High-fat diet-induced immune dysregulation in Th17/regulatory T cells promotes inflammation through protein kinase A (PKA) and PPAR-γ pathways

Abstract

Abstract Obesity is a hallmark around the globe, which is defined as a complex situation associated with various metabolic abnormalities and cardiovascular diseases. The increasing evidence suggests that type 1 inflammation-associated immune cells are dominant in adipose tissue and exert metabolically deleterious impacts. The precise mechanism of alteration of adipose tissue immune system and its effect on metabolic homeostasis is far from clear. We investigated how a high-fat diet (HFD) alters adipose tissue (AT) immune system and influences the inflammation.
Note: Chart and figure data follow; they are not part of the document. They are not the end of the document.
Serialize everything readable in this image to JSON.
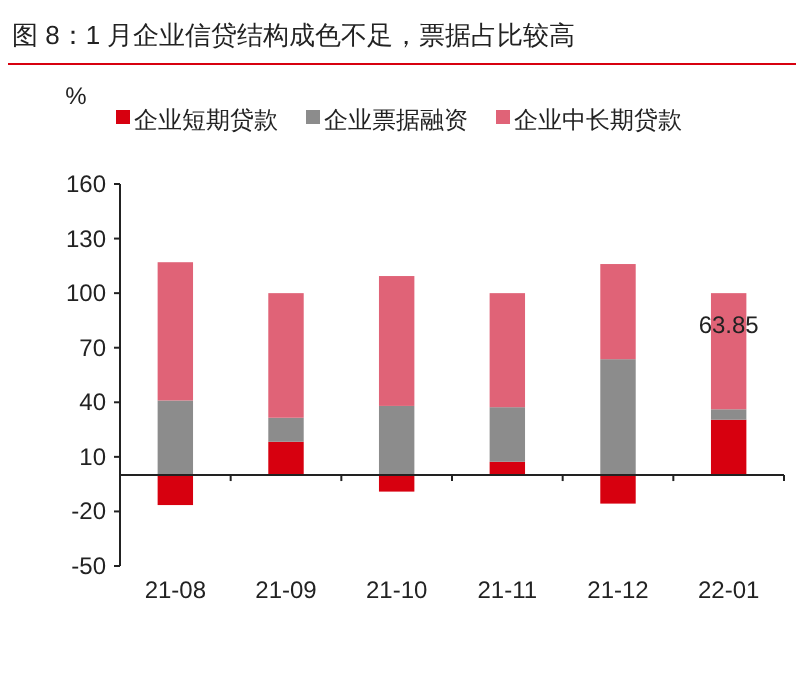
{
  "chart_data": {
    "type": "bar",
    "title": "图 8：1 月企业信贷结构成色不足，票据占比较高",
    "ylabel": "%",
    "categories": [
      "21-08",
      "21-09",
      "21-10",
      "21-11",
      "21-12",
      "22-01"
    ],
    "stacked": true,
    "legend": "top",
    "ylim": [
      -50,
      160
    ],
    "yticks": [
      -50,
      -20,
      10,
      40,
      70,
      100,
      130,
      160
    ],
    "series": [
      {
        "name": "企业短期贷款",
        "color": "#d7000f",
        "values": [
          -16.5,
          18.3,
          -9.1,
          7.3,
          -15.7,
          30.4
        ]
      },
      {
        "name": "企业票据融资",
        "color": "#8c8c8c",
        "values": [
          41,
          13.2,
          38,
          30,
          63.7,
          5.75
        ]
      },
      {
        "name": "企业中长期贷款",
        "color": "#e06377",
        "values": [
          76,
          68.5,
          71.4,
          62.7,
          52.3,
          63.85
        ],
        "value_labels": [
          null,
          null,
          null,
          null,
          null,
          "63.85"
        ]
      }
    ]
  }
}
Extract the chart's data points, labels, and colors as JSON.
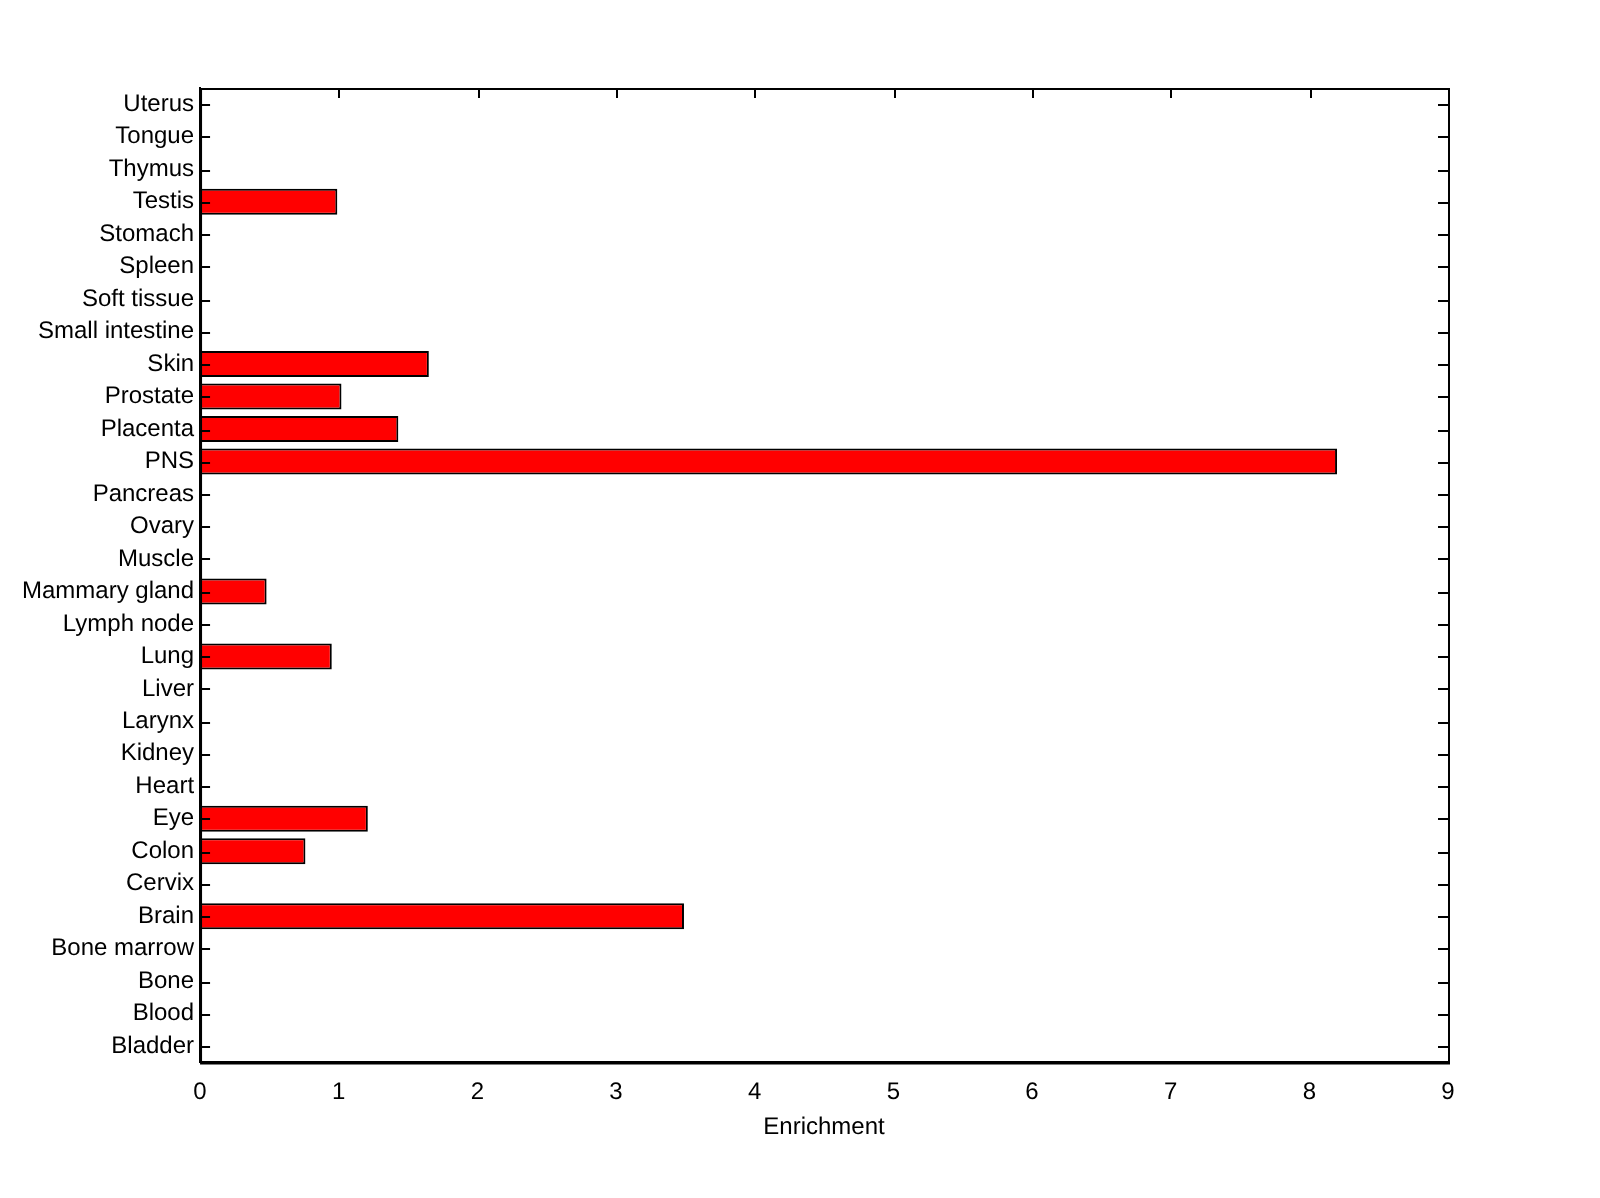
{
  "chart_data": {
    "type": "bar",
    "orientation": "horizontal",
    "xlabel": "Enrichment",
    "categories": [
      "Uterus",
      "Tongue",
      "Thymus",
      "Testis",
      "Stomach",
      "Spleen",
      "Soft tissue",
      "Small intestine",
      "Skin",
      "Prostate",
      "Placenta",
      "PNS",
      "Pancreas",
      "Ovary",
      "Muscle",
      "Mammary gland",
      "Lymph node",
      "Lung",
      "Liver",
      "Larynx",
      "Kidney",
      "Heart",
      "Eye",
      "Colon",
      "Cervix",
      "Brain",
      "Bone marrow",
      "Bone",
      "Blood",
      "Bladder"
    ],
    "values": [
      0,
      0,
      0,
      0.99,
      0,
      0,
      0,
      0,
      1.65,
      1.02,
      1.43,
      8.2,
      0,
      0,
      0,
      0.48,
      0,
      0.95,
      0,
      0,
      0,
      0,
      1.21,
      0.76,
      0,
      3.49,
      0,
      0,
      0,
      0
    ],
    "color": "#ff0000",
    "xlim": [
      0,
      9
    ],
    "xticks": [
      0,
      1,
      2,
      3,
      4,
      5,
      6,
      7,
      8,
      9
    ],
    "grid": false,
    "legend": false
  }
}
HFD consumption amends the metabolic parameters including body weight, glucose, and insulin levels. We noticed that there is increased infiltration of Th17 cells, dendritic cells, and macrophages in AT of mice fed HFD as compared to a normal diet (ND). In mice consuming HFD, we also find a reduction in regulatory T cells as compared to ND. We noticed a higher level of proinflammatory cytokines and chemokines in the HFD group as compared to ND. We also noticed an increase in IL-6 and KLF4 expression in the AT of HFD as compared to ND. Further, an increased level of AT protein kinase A in HFD fed and a decrease in PPAR-γ as compared to ND, suggesting acting as a negative regulator of Th17 cell differentiation. Taken together, these results suggest that HFD induces Th17, macrophage, dendritic cells, inflammatory cytokine and reduces Tregs and PPAR-γ to sustain AT inflammation. This study supports a key role of Th17/Tregs dysregulation and macrophages to induce AT inflammation through PKA and PPAR-γ pathways during obesity. (Supported by NIH grant R01 AI140405). Supported by NIH grant R01 AI140405.